De acordo com o princípio pars pro totto (a parte pelo todo), que é uma forma mágica de pensar, a pena significa pássaro e, pássaros, em geral, representam entidades psíquicas de caráter intuitivo e mental.  

Existe mesmo uma tribo sul-americana que usa a palavra “pena” como sufixo para descrever tudo aquilo que existe só no plano psicológico, e não na realidade externa. Pode-se falar de uma “raposa- pena”, um “arco-pena”, ou uma “árvore-pena”; a palavra “pena” indica que a raposa, o arco e a árvore não estão contidos na realidade física, mas têm a ver com a reali- dade psíquica. (…) Colocando penas no próprio corpo o primitivo marca a si mesmo como um ser psíquico e espiritual.

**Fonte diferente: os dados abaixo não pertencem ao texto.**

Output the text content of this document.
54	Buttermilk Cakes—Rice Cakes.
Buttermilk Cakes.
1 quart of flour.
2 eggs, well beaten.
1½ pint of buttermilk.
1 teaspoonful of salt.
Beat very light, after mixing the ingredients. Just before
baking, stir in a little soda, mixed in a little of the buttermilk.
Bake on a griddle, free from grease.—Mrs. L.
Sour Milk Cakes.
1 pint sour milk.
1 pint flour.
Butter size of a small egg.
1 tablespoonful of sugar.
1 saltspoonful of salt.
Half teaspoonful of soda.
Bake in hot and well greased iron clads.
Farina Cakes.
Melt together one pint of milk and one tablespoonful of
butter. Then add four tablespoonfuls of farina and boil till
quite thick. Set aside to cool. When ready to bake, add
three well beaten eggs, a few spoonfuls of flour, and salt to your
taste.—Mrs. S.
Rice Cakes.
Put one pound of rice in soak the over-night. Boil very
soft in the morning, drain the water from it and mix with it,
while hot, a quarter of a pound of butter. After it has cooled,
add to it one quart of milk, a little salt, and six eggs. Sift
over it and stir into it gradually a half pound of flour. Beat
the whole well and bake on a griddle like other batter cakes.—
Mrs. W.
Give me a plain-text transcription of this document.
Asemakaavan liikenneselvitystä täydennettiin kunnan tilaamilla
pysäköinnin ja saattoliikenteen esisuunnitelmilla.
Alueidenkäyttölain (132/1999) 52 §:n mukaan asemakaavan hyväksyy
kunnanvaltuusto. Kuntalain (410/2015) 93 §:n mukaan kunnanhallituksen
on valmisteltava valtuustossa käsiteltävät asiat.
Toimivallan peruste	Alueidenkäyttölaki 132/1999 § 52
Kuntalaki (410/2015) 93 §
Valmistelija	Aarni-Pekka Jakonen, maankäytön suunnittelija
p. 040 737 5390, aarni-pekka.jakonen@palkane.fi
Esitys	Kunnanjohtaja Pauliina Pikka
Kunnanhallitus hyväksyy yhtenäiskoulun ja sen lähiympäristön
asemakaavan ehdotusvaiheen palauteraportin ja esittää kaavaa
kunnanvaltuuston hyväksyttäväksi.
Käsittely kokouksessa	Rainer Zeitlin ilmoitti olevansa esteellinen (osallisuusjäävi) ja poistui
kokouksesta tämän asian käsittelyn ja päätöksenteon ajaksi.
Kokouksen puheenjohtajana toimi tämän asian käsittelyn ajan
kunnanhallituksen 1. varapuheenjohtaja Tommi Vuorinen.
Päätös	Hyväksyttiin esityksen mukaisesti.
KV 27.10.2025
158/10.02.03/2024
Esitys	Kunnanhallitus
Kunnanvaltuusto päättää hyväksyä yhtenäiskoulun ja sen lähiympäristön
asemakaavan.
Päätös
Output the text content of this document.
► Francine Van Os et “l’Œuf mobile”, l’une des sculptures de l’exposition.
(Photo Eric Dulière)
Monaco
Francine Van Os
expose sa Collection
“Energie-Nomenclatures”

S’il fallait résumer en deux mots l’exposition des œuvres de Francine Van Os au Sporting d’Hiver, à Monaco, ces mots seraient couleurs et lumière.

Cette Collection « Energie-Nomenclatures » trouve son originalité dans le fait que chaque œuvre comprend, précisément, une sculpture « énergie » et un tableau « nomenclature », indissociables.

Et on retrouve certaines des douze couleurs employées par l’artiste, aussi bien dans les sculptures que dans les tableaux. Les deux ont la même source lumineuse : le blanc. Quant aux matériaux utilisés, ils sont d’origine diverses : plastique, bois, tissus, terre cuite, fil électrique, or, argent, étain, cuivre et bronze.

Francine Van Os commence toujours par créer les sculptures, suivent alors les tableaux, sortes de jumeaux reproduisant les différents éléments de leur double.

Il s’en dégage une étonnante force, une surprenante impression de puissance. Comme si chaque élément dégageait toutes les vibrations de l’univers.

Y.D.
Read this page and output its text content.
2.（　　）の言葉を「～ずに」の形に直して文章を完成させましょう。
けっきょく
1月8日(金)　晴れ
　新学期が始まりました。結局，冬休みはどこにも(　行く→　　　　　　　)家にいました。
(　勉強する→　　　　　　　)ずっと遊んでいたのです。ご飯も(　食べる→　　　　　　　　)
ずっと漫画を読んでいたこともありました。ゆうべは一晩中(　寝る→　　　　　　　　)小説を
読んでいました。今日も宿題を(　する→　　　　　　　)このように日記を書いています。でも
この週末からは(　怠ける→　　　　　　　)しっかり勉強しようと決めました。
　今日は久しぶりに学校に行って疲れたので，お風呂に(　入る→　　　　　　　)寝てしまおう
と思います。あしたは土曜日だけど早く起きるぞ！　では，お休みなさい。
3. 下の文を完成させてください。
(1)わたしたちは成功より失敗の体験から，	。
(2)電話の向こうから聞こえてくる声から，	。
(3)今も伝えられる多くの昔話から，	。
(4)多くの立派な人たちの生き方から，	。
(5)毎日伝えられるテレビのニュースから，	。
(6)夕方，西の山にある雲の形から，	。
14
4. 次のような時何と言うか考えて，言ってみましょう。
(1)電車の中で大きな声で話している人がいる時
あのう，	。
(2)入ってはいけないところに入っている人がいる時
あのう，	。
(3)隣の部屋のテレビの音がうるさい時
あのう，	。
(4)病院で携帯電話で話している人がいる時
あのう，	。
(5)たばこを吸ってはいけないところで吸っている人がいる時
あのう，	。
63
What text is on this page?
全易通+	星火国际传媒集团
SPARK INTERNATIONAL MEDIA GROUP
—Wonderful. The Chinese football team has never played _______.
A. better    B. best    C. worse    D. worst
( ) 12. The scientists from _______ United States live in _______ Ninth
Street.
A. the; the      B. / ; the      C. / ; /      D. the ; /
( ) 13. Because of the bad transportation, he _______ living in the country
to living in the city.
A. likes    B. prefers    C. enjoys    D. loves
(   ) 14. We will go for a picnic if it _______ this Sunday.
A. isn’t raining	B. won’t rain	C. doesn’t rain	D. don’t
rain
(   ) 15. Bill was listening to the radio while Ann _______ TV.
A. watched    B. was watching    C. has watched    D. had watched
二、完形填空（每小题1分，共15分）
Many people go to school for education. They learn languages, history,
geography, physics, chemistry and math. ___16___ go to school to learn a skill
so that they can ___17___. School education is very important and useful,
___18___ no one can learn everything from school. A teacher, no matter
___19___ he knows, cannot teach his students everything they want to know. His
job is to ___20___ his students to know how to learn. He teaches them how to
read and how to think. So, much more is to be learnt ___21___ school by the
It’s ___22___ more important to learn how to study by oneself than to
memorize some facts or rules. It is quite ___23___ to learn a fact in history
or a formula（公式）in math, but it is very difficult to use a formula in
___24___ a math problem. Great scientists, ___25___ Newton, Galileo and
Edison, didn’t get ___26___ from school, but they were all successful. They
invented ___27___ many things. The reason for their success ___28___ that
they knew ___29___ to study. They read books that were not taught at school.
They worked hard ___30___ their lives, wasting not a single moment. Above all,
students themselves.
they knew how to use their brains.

O vento, na maioria dos contextos religiosos e mitológicos, representa o poder espiritual, de onde vem a palavra “inspiração”.

Isto é o que acontece quando alguém chega para a análise e conta todos os problemas e o analista diz: “Bem, eu não sou mais inteligente que você. Eu não vejo nada a partir disso, mas vejamos o que os sonhos dizem”. E então, os sonhos serão examinados sob o ângulo de sua finalidade e, aí, pode-se discernir para onde a corrente da vida se dirige nos sonhos. De acordo com Jung os sonhos não obedecem somente ao princípio da causalidade, mas apresentam também um aspecto de finalidade, através do qual observa-se para onde a libido tende a ir. Nós “as- sopramos uma pena no ar” e vemos que direção ela toma e, então, dizemos: “Vamos por esse caminho, pois há uma ligeira tendência nesta direção”. 

(…)Uma pena vai para o leste, outra para o oeste e a pena do Tolo cai bem em frente, no chão. De acordo com algumas variações mais sutis, a pena cai em cima de uma pedra marrom bem a seus pés, e o Tolo diz: “Isso significa que eu não vou para nenhum lugar”, e é assim que ele encontra o seu próprio caminho, aquele que está perfeitamente de acordo com o seu caráter. Muitas vezes procuramos por todos os cantos a solução de nossos problemas e não percebemos que e está bem em frente do nosso nariz. Não somos humildes o suficiente para olhar para baixo, mas, ao contrário, mantemos o nariz bem levantado no ar.” 

FRANZ, Marie-Louise von. A interpretação dos contos de fadas. São Paulo: Paulus, 2022, pág. 87-90.